Rangers’ Lyall Cameron (left) and Nicolas Raskin (right) sitting in the stands
Russell Martin has succeeded in taking the Rangers supporters to two places at one time.
In the first instance, he has taken them to the end of their tether, where they are finished with him, his arrogance and the job he is doing at Ibrox.
Secondly, Martin, having left the fans bereft of all hope after yesterday’s defeat from Hearts and disgusted by the ongoing rejection of Nico Raskin, has removed the fan base to the last resort.
That being the hope Celtic offer some hope of yet salvaging something from the season by becoming trapped by implosion while Rangers deal with the after effects of explosion.

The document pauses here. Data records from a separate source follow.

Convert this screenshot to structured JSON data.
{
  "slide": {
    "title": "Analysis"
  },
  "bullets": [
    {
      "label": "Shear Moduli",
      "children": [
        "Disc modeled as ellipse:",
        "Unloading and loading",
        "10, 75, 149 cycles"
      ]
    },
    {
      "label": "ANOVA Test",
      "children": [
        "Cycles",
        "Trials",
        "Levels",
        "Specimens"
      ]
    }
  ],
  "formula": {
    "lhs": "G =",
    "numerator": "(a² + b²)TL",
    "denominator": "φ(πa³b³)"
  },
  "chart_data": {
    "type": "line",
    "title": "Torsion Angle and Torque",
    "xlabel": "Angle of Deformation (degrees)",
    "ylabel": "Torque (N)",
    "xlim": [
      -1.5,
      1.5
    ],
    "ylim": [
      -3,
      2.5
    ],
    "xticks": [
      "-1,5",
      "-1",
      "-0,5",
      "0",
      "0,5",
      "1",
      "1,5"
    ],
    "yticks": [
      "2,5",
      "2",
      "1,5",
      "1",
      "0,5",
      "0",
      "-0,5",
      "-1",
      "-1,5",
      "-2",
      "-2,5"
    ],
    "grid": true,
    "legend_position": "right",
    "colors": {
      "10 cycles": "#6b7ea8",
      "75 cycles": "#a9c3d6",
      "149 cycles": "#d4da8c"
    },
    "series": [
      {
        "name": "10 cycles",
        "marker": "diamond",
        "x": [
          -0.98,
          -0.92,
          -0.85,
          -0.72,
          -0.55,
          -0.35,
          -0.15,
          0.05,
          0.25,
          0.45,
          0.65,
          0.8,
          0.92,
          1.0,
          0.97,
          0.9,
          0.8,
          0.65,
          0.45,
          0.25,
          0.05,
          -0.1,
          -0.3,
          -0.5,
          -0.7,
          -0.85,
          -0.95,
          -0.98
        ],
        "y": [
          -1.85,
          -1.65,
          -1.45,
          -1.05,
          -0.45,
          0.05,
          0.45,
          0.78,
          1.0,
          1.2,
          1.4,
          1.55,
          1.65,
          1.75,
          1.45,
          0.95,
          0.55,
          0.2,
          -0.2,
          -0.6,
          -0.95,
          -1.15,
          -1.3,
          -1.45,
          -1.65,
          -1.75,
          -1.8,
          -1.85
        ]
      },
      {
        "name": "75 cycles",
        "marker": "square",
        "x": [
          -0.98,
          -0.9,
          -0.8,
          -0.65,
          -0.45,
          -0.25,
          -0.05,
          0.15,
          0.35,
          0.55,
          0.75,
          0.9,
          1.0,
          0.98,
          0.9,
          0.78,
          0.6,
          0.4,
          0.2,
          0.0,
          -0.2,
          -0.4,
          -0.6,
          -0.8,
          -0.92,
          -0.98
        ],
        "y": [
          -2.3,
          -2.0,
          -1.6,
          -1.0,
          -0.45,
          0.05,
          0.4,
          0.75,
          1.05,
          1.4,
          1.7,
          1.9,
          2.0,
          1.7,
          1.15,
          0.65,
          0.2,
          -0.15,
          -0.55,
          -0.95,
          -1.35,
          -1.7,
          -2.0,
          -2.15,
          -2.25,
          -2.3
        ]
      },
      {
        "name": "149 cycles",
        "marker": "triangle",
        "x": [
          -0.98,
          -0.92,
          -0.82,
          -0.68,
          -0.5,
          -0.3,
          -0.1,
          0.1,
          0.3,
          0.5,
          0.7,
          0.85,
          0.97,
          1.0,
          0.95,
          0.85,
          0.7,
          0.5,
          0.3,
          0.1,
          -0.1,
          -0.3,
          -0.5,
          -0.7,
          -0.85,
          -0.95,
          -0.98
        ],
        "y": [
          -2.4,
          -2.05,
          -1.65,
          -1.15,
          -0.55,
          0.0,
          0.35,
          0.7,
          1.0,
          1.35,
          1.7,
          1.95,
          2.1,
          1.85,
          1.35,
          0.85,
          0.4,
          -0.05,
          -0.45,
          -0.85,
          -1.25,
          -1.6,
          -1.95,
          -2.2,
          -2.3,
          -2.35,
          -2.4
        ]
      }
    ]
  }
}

The last 12 minutes of the game at Rugby Park today will be of infinitely more interest than the first 12 if you are a Rangers fan.
If the stand occupied by the Celtic support for the game against Kilmarnock is belatedly as empty as it will be when the match kicks off, it will mean there has been a show of disgust, as opposed to a demonstration of solidarity, among the away fans.
A visible indication that the team put together under reduced circumstances, diminished responsibility and UEFA-enforced constrictions – or whatever excuse it is the Celtic board are peddling this weekend – has flopped on the field of play.
And solidified the theory that Celtic’s season is on an irreversible slide towards implosion at the same time.
The Scottish Government will this week attempt to do away with the legal anomaly known as the Not Proven verdict. But they’ve been beaten to it by the various Celtic supporter groups.
They have formed a jury and already dispensed with Not Proven in favour of passing a guilty verdict on thoseresponsible for the ownership, and running of, their club. A unanimous decision.
Rangers supporters are, at the same time, now under a two-year-long suspended sentence from UEFA for apyrotechnic display during a damp squib of a performance in the calamitous 6-0 defeat to Club Brugge in the Champions League play-off tie in Belgium.
Quite what they had to light flares about in Belgium while on the way to a 9-1 aggregate defeat is a source of mystery but, like the head coach, they know a judgment is pending.
That’s why Martin has to get over himself and understand the way the justice system works within Scottish football.
Martin is a man on trial and he has to remember that anything he says may be used as evidence against him at a later date.
Such as his statement that Nico Raskin remains an outcast from the first team because he has a “duty to win the trust of his team-mates”.
Rangers boss Russell Martin has not won a league game
This isn’t Southampton with yachts in a marina.
This is Glasgow where they’ll use shipyard rivets to pin you to a wall if your way of running the team is found to be unsatisfactory. Best not to tell those sitting in judgment of you, for example, that you didn’t hear them chanting Raskin’s name yesterday and during the last Old Firm game.
The match was too awful to be the source of ear-splitting crowd noise.
Only the hard of hearing could have failed to pick up the crowd taking the side of a player over the man who had left him out of the team.
Raskin is, at a time of uncertainty, a player they can rely on because he exudes all the attributes they are looking for – combativeness mixed with the arrogant swagger of a supremely confident performer being chief among his qualities.
If he also happens to be a monumental pain in the backside then all that can be said is he isn’t the first, and he certainly won’t be the last, to fall into that category.
In this game, pragmatism wins the day over favouritism every time. You don’t need to like them to pick them, so long as they are doing the business out on the park.
Raskin has, apparently, had the flaws in his character acknowledged by the leadership group at Ibrox.
The trouble with being my age is that you hear things today and your response is to remember what was being said back in the day.
I’m trying to imagine what Jock Wallace would have said if you’d told him there was a leadership group in the Ibrox dressing-room.
Probably nothing at all.
But there would have been structural damage before the group was disbanded on the orders of someone who was a soldier involved in jungle warfare overseas before he got involved in football.
All that Martin needs to know is that Rangers’ prospects of taking advantage of Celtic’s in-house turmoil are enhanced by having Raskin in the team as opposed to out of favour.
You don’t need a committee to tell you that much.
It’s an open-and-shut case and you’ll understand that to be true if you know what’s good for you. But it would appear the head coach operates by a different set of standards from the normal managerial code.
Individuality is not to be criticised. Intransigence is another matter.